Note, though, the verb that started that long sentence: “believe.” I don’t know yet. None of us does until we try and learn and share best practices.

But I am confident that journalism as an activity will not disappear, that there will be a market demand for it, that there are many new ways to fulfill the task (and debate about how it is done). But – bottom line – journalism and journalists will not disappear unless they insist on defining themselves as an industry that operates in just one way . The key to survival is reinventing what we do.”

“You’re not clever enough to be cute. Just be honest.”

Seth Godin explains (by the numbers) how to send a personal email. My three favorites from his list:

  • Just because you have someone’s email address doesn’t mean you have the right to email them.
  • Don’t mark your email urgent. Urgent to you is not urgent to me.
  • Be short. The purpose of an email is not to sell the person on anything other than writing back. If you don’t have a personal, interesting way to start a conversation, don’t write.

Do I have the balls to forward Seth’s list to those who violate these simple rules? No, probably not.

First Bluetooth webcam?

So says Ecamm who showed this little bugger at Macworld. George saw it and says the video and audio are pretty good. And if you plug in a little dongle, you can increase the bluetooth range to 100 feet. Standard 640×480 H.264 video with 48 kHz AAC stereo audio and a promised four hours of talk time. Looks like it’s about the size of a deck of playing cards.

A career in radio prepares you for (new career goes here)

Missouri’s new governor will be sworn in tomorrow and, as part of the transition, about 150 people working at state jobs under the previous administration were terminated. This happens with every four or eight years.
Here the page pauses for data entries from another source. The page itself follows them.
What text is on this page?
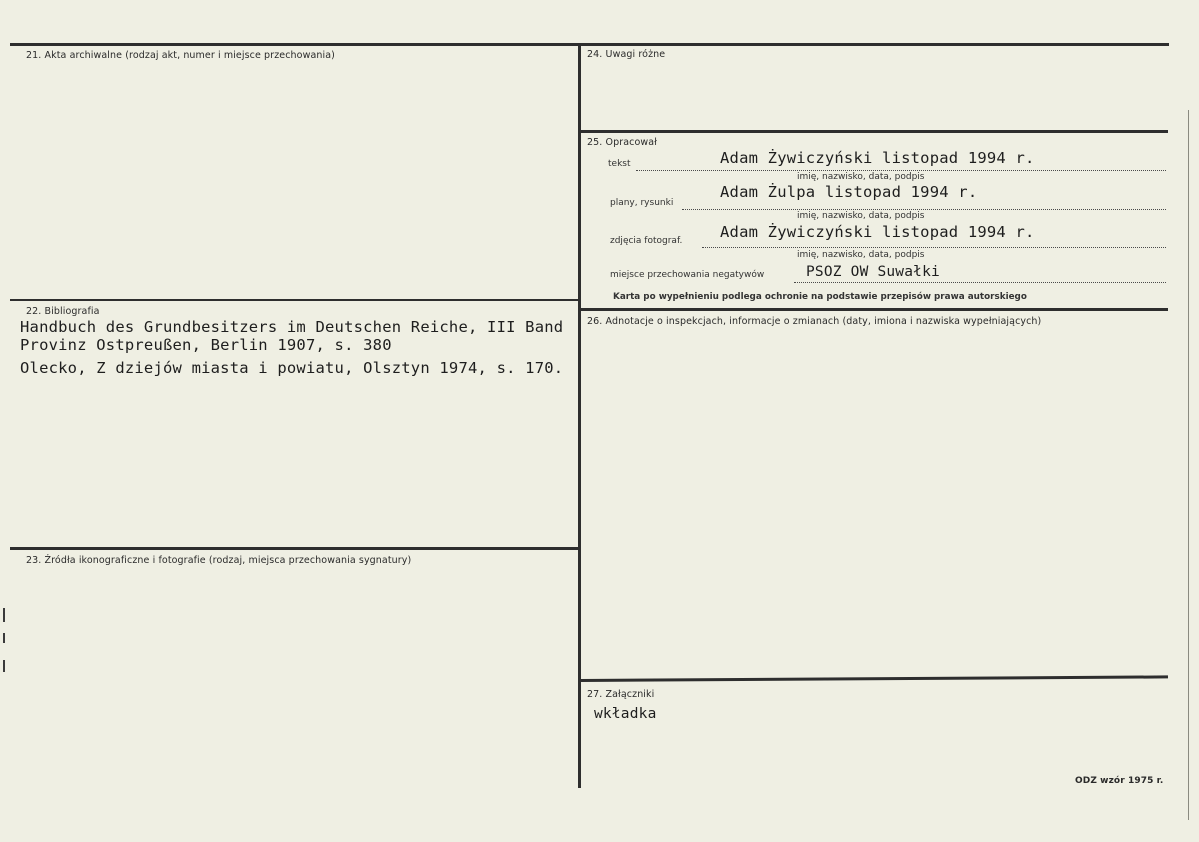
21. Akta archiwalne (rodzaj akt, numer i miejsce przechowania)
22. Bibliografia
Handbuch des Grundbesitzers im Deutschen Reiche, III Band
Provinz Ostpreußen, Berlin 1907, s. 380
Olecko, Z dziejów miasta i powiatu, Olsztyn 1974, s. 170.
23. Źródła ikonograficzne i fotografie (rodzaj, miejsca przechowania sygnatury)
24. Uwagi różne
25. Opracował
tekst	Adam Żywiczyński listopad 1994 r.
imię, nazwisko, data, podpis
plany, rysunki
Adam Żulpa listopad 1994 r.
imię, nazwisko, data, podpis
zdjęcia fotograf. Adam Żywiczyński listopad 1994 r.
imię, nazwisko, data, podpis
miejsce przechowania negatywów	PSOZ OW Suwałki
Karta po wypełnieniu podlega ochronie na podstawie przepisów prawa autorskiego
26. Adnotacje o inspekcjach, informacje o zmianach (daty, imiona i nazwiska wypełniających)
27. Załączniki
wkładka
ODZ wzór 1975 r.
A few days before the state ax fell, I had a routine meeting with the chief public information officer for one of the state departments. Like many in that line of work, he had –I believe– started in radio or spent a number of years in broadcasting. The years of consolidation in that industry had left this person weary from new owners, pay cuts, job elimination… and happy to have a more stable job in state government. Two days later the person is, once again, looking for a job.

It’s only a rumor but I’ve heard many of these communications positions will be filled by attorneys under the new administration. Our new governor was formerly attorney general, but I’m not sure why one would want/need a lawyer in these positions. As I said, that’s just rumor.

All of which reminded me of the dozen years I spent working in local radio. They were more fun than I can describe. Whatever skills I acquired during that time (talking on the radio (??); writing commercials; covering a news story (sort of) seem so… irrelevant now. Okay, it’s a quarter of a century later, so why should this surprise me?

If I had stayed in radio, what would I be doing now? Programming a “cluster” of stations? Managing? (unlikely) And what would those years have prepared me to do?

I have no idea why so many radio people go into public relations or become PIO’s for some association or state agency. I always suspected they were hired for their communications skills. Comfortable in an on-air interview; familiar with writing news releases (?); good voice?

Still a useful skill set. But what else do you need to know how to do in 2009? Blogging? Podcasting? YouTube? Social media? Couldn’t hurt.

I hope everyone that lost their jobs last week finds new ones. And better ones. Free advice every morning from 6:30 a.m. – 8:00 a.m. at the Jefferson City Coffee Zone.